Although this project was essentially the ADS's first venture into portlet development, it must be noted that the learning curve to write a basic JSR-168 compliant portlet was found to be relatively easy. Upon reflection, the difficulty wasn't so much in understanding the specification, but rather in achieving a good balance between portlet functionality and design while working within the specification. Difficulties aside, the HEIRPORT lite portlet successfully delivered the basic proposed functionality. There are, however, as is the case with the majority of development projects, areas for potential improvement.

The inclusion of the Notepad extension was found to generate positive feedback among various interested parties. Specifically, the ability to export the stored records as XML formatted data was of interest. However, an XSLT (or similar) transformation could quite easily be added here to allow the data to be exported in a number of different formats (e.g. Word, PDF, txt etc.). This would be a welcome modification for many users, in particular, those who may not have the technical understanding required to exploit the versatility of XML formatted data.

The second major talking-point was found to be the inclusion of the MapServer functionality. Although this was largely successful, the development team felt that this avenue could have been taken much further. Aside from the generation of simple location maps, there is no reason that, given more time and effort, something like a distribution map for a particular record set could not be implemented.

The successful implementation of both the MapServer and Notepad mechanisms discussed above highlight the virtues of developing an extensible system. By following the Model View Controller (MVC) (Glossary) design pattern from the beginning of the project, the said features were relatively easy to incorporate into the existing code. Although the use of technology such as JavaServer Faces (Glossary) would perhaps facilitate these mechanisms in a more elegant manner, by using the MVC approach it proved possible to integrate these extensions with only slight modification to the code representing the controller.

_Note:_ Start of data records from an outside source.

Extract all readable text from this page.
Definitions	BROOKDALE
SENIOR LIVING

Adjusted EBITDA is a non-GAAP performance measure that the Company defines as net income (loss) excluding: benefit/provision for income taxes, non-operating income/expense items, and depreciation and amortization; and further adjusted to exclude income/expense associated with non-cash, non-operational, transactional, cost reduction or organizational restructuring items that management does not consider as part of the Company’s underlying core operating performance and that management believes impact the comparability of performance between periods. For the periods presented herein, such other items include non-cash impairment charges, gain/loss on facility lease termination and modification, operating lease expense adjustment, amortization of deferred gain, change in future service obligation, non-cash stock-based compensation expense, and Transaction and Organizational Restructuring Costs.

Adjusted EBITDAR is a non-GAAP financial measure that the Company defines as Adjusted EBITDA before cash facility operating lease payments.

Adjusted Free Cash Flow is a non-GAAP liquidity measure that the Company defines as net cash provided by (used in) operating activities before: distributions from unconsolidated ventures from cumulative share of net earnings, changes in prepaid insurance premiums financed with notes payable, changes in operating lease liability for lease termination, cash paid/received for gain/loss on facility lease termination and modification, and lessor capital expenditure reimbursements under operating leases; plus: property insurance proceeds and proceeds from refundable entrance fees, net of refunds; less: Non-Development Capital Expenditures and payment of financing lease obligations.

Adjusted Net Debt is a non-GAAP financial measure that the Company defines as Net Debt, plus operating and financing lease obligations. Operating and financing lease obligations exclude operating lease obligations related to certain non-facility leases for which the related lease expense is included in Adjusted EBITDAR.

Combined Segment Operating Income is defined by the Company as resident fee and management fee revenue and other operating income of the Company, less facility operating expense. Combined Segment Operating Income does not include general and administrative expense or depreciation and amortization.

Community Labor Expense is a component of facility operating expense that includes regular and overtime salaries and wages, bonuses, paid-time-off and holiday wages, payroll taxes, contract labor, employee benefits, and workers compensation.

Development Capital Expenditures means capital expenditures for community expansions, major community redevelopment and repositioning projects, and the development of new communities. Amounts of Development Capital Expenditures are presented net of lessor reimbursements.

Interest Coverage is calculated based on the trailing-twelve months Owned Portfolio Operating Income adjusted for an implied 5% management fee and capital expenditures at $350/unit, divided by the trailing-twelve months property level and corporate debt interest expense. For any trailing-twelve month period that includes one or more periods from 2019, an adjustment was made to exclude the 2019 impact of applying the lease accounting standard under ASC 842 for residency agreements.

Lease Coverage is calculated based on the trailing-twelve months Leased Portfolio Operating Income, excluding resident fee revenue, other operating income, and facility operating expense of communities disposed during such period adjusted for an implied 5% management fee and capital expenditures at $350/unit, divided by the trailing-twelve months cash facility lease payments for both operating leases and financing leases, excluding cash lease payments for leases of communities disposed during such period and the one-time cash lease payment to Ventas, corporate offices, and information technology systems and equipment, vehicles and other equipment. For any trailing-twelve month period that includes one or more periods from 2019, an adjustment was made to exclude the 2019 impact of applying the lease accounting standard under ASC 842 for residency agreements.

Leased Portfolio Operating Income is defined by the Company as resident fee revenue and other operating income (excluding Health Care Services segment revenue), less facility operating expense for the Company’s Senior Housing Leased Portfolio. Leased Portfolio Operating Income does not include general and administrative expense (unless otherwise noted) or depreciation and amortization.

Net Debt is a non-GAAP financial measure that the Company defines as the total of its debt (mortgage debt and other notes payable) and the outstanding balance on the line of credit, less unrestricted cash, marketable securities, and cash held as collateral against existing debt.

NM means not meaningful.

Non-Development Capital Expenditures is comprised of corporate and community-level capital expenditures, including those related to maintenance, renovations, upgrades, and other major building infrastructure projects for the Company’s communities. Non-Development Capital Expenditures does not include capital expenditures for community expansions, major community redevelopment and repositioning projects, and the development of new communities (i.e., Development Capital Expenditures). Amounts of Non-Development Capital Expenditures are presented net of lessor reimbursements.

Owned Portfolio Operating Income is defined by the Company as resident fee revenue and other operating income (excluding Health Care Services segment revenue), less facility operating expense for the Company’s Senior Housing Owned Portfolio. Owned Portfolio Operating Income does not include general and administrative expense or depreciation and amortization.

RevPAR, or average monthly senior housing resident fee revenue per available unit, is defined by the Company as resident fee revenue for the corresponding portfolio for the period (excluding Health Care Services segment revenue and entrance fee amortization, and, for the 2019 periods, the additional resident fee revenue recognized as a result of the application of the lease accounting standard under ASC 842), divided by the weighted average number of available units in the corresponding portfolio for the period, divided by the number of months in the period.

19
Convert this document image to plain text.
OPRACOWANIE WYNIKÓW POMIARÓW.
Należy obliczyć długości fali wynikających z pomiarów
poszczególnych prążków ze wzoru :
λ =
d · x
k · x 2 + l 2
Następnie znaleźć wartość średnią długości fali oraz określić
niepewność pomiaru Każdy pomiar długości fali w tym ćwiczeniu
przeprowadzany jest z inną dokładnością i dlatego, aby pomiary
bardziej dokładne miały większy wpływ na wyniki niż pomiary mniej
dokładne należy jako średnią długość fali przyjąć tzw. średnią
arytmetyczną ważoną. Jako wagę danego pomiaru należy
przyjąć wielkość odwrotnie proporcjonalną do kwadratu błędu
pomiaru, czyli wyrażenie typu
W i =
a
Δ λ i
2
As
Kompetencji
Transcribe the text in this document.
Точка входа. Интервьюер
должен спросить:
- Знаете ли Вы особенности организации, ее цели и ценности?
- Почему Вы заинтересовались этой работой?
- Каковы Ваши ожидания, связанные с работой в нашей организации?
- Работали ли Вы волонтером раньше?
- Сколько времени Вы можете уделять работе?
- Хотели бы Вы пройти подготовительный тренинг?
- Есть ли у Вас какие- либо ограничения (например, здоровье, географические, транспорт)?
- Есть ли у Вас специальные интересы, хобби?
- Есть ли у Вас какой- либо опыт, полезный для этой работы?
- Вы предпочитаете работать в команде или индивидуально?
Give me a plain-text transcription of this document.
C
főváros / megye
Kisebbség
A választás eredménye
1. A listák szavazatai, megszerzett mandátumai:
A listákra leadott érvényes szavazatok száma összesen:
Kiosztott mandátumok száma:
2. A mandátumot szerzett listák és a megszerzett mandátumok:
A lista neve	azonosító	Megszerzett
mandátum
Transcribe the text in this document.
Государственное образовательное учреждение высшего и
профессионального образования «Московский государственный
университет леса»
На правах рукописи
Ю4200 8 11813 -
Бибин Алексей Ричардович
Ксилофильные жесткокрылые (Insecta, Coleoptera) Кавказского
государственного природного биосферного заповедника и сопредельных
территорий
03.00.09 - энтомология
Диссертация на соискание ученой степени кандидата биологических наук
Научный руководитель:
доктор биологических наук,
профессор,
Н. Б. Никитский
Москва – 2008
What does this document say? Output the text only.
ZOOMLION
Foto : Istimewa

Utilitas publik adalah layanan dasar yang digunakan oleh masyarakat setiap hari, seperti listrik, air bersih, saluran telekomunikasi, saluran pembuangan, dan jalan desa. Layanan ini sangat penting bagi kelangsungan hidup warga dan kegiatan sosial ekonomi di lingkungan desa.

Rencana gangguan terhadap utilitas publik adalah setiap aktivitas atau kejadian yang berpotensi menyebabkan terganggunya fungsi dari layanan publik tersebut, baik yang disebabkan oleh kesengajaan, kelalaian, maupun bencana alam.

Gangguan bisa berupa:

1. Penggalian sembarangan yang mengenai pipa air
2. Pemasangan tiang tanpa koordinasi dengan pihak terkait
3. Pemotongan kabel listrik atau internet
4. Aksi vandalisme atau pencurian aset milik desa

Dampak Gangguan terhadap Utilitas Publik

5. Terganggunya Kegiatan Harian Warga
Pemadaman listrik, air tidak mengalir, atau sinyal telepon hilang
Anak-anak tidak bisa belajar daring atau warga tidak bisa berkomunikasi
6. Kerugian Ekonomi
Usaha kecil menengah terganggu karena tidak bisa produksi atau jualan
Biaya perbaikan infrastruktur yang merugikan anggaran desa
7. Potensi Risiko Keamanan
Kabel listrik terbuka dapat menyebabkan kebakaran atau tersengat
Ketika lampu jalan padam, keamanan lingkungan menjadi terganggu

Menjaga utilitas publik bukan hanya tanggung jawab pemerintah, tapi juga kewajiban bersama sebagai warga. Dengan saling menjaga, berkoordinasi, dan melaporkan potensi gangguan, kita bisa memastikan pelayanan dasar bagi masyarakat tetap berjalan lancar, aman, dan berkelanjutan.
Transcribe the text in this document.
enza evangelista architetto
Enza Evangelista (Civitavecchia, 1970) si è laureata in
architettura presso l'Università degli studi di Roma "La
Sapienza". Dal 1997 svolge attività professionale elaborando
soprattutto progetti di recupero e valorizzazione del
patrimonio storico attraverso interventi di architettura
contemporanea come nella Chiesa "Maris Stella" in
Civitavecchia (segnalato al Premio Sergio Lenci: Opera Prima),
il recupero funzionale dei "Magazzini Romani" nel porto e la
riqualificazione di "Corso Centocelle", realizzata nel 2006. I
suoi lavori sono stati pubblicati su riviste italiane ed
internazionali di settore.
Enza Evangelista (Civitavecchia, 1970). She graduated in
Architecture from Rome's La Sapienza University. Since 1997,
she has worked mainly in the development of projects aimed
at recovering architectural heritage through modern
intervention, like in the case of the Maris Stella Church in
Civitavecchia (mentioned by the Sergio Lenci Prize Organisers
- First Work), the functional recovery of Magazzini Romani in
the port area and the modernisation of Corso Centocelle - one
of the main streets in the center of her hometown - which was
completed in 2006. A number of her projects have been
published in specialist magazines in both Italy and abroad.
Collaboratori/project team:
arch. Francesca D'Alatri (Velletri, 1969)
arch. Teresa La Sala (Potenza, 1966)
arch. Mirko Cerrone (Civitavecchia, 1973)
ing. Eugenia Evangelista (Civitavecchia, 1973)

Finally, the use of web services to deploy portlets (WSRP see Section 3) to various CREE partner's portal systems worked reasonably well in testing. The benefits of using this kind of technology are immediately evident. For instance, a consumer would not have to obtain and redeploy the portlet each time the producer wanted to implement any changes. Conversely, if the producer did want to make changes to the underlying code, then these could be implemented without the worry that each consumer was using the latest code. Although it must be said that the ADS did experience various technical difficulties during the WSRP testing, these were largely due to limitations imposed by the University of York's security policies rather than with the web service technology itself. These issues aside, the ADS would still recommend WSRP as the preferred choice of deployment. The exploration of using portlet technologies with the HEIRPORT portlet could also be applied to the ARENA project. The map interface was included in ARENA but the Notepad extension would be essential in any development of ARENA, since a Europe-wide resource will inevitably return very large datasets that require substantial manipulation by the user.